Integral

日本版企業統治法 / J-SOX法

概略

  • 評価の範囲
    • 対象は子会社ならびに関連会社
    • 全社的な内部統制の評価が良好であれば、連結ベースの売上高当の一定割合(おおむね2/3程度)を重要な事業拠点ととして評価する。良好でなければ対象は拡大。
    • 企業の事業目的に大きくかかわる勘定科目(一般事業会社の場合、売り上げ、売掛金、棚卸資産)にいたる業務プロセスは原則評価対象。
  • 評価の方法
    • 決算・財務プロセスにかかわる内部統制の運用状況の評価は、重要な変更があった場合に追加手続きが実施されることを前提に、前年度の運用状況をベースに行う。
    • 統制上の要点ごとに少なくとも25件。
  • 有効性の判断
    • 金額的な重要性は、連結税引き前利益などに対する比率(おおむね5%)で判断する。

スケジュール

  • 2006年06月 金融商品取引法(J-SOX法)成立
  • 2006年11月 内部統制の実施基準の公開草案公表
  • 2007年01月 実施基準が決定されるものと思われる。
  • 2007年03月 日本公認会計士協会が実務指針を公表するものと思われる。
  • 2008年04月 内部統制監査の開始
  • 2009年05月 内部統制報告書の作成・公表

背景

不正会計の続発が続いたことが、日米両国で内部統制法を導入するきっかけとなった。

米国

エンロン、ワールドコムの粉飾会計による破綻を受け、単に公表された財務諸表を監査するだけでは不十分で、財務諸表を作成するプロセスがきちんとしているかまでも監査すべきとの意見が高まり、当時前上院議員のサーベンス氏と下院議員のオクスリー氏が企業改革法案を提出した。米企業改革法はCOSOの考え方を下敷きとしている。
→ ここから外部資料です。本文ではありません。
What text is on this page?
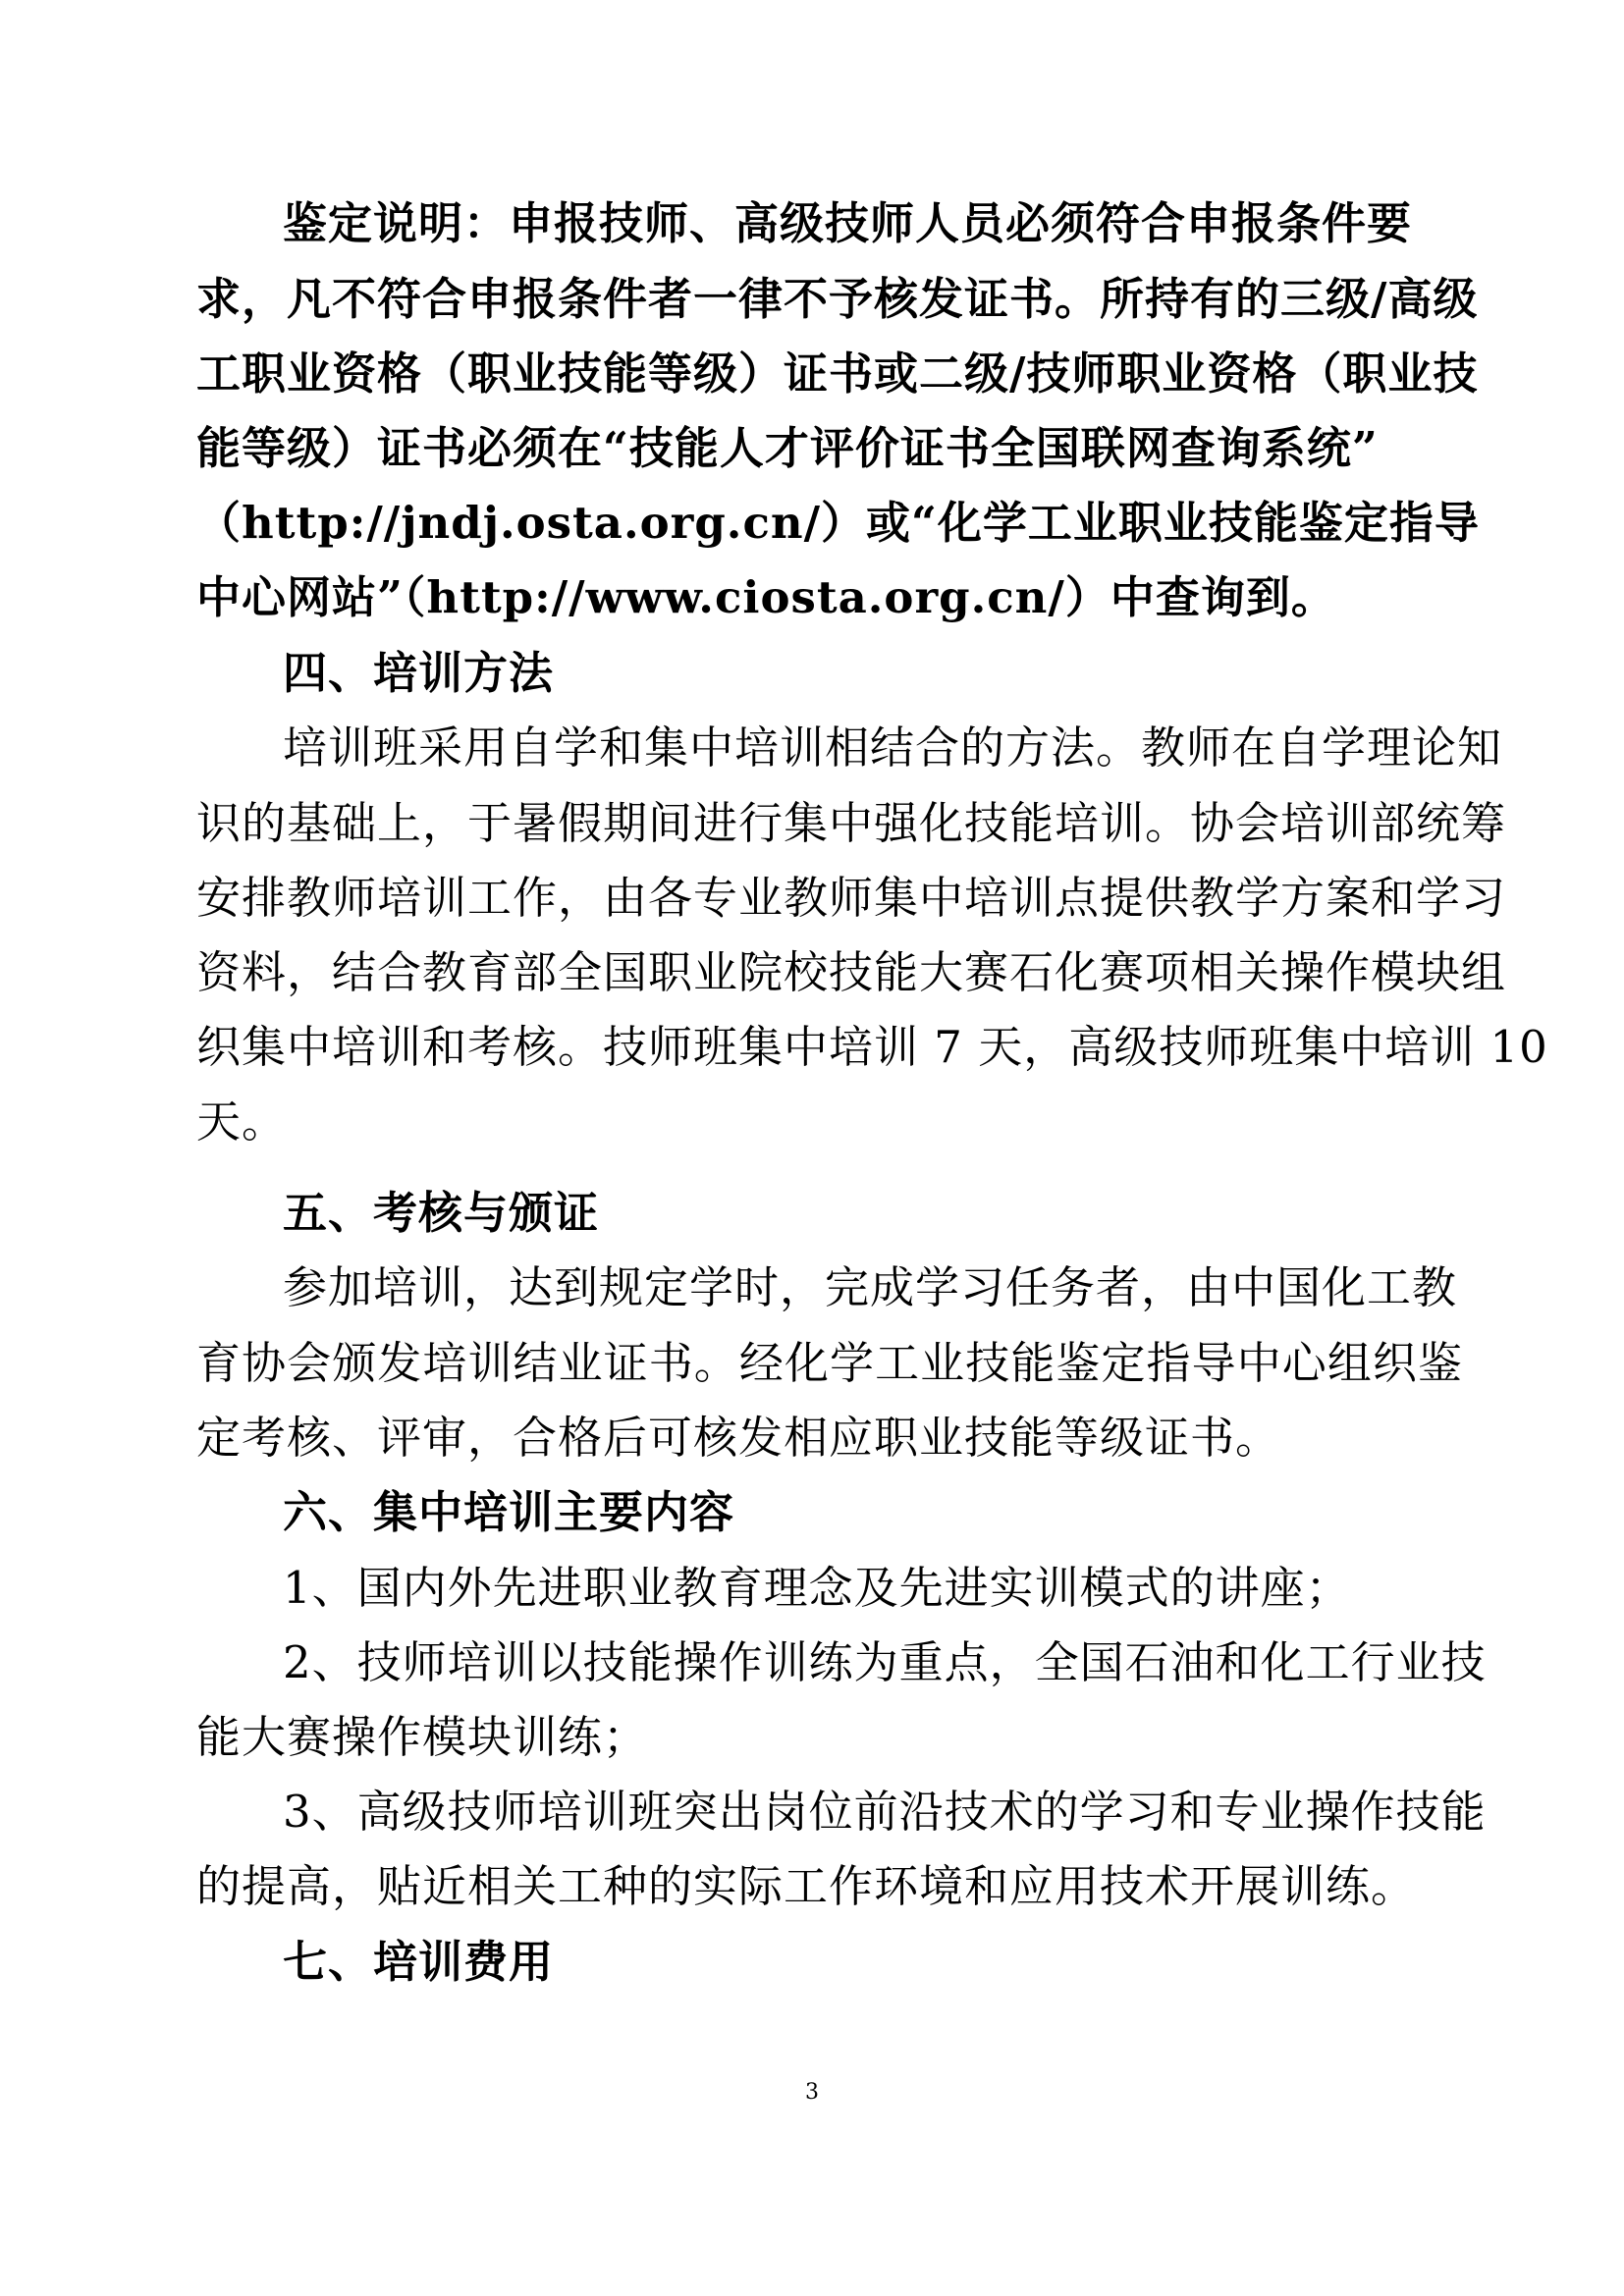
鉴定说明：申报技师、高级技师人员必须符合申报条件要
求，凡不符合申报条件者一律不予核发证书。所持有的三级/高级
工职业资格（职业技能等级）证书或二级/技师职业资格（职业技
能等级）证书必须在“技能人才评价证书全国联网查询系统”
（http://jndj.osta.org.cn/）或“化学工业职业技能鉴定指导
中心网站”（http://www.ciosta.org.cn/）中查询到。
四、培训方法
培训班采用自学和集中培训相结合的方法。教师在自学理论知
识的基础上，于暑假期间进行集中强化技能培训。协会培训部统筹
安排教师培训工作，由各专业教师集中培训点提供教学方案和学习
资料，结合教育部全国职业院校技能大赛石化赛项相关操作模块组
织集中培训和考核。技师班集中培训 7 天，高级技师班集中培训 10
天。
五、考核与颁证
参加培训，达到规定学时，完成学习任务者，由中国化工教
育协会颁发培训结业证书。经化学工业技能鉴定指导中心组织鉴
定考核、评审，合格后可核发相应职业技能等级证书。
六、集中培训主要内容
1、国内外先进职业教育理念及先进实训模式的讲座；
2、技师培训以技能操作训练为重点，全国石油和化工行业技
能大赛操作模块训练；
3、高级技师培训班突出岗位前沿技术的学习和专业操作技能
的提高，贴近相关工种的实际工作环境和应用技术开展训练。
七、培训费用
3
  • 2001年12月 エネルギー複合企業エンロンが粉飾決算を行っていたことが発覚し、破綻。
  • 2001年 エンロンの監査を担当していた世界の五大監査法人のひとつだったアーサーアンダーセンが不正会計処理に加担していた事が判明し、解散に追い込まれた。
  • 2002年06月 長距離通信会社ワールドコムの粉飾会計発覚し、当時史上最大の倒産に発展。

日本

  • 2004年 西武鉄道上場廃止
  • 2005年 カネボウ粉飾事件
  • 2006年 ライブドア(審理中)

実施基準草案の概略

資料1-1の要点

内部統制の定義

内部統制とは、基本的に、

  1. 業務の有効性及び効率性
  2. 財務報告の信頼性
  3. 事業活動に関わる法令等の遵守
  4. 資産の保全

という「4つの目的」が達成されているとの合理的な保証を得るために、業務に組み込まれ、組織内のすべての者によって遂行されるプロセスをいう。

内部統制の目的を達成するための要素

  1. 統制環境
  2. リスクの評価と対応
  3. 統制活動
  4. 情報と伝達
  5. モニタリング(監視活動)
  6. IT(情報技術)への対応

という「6つの基本的要素」がある。これはCOSOモデル にITへの対応を付加したものである。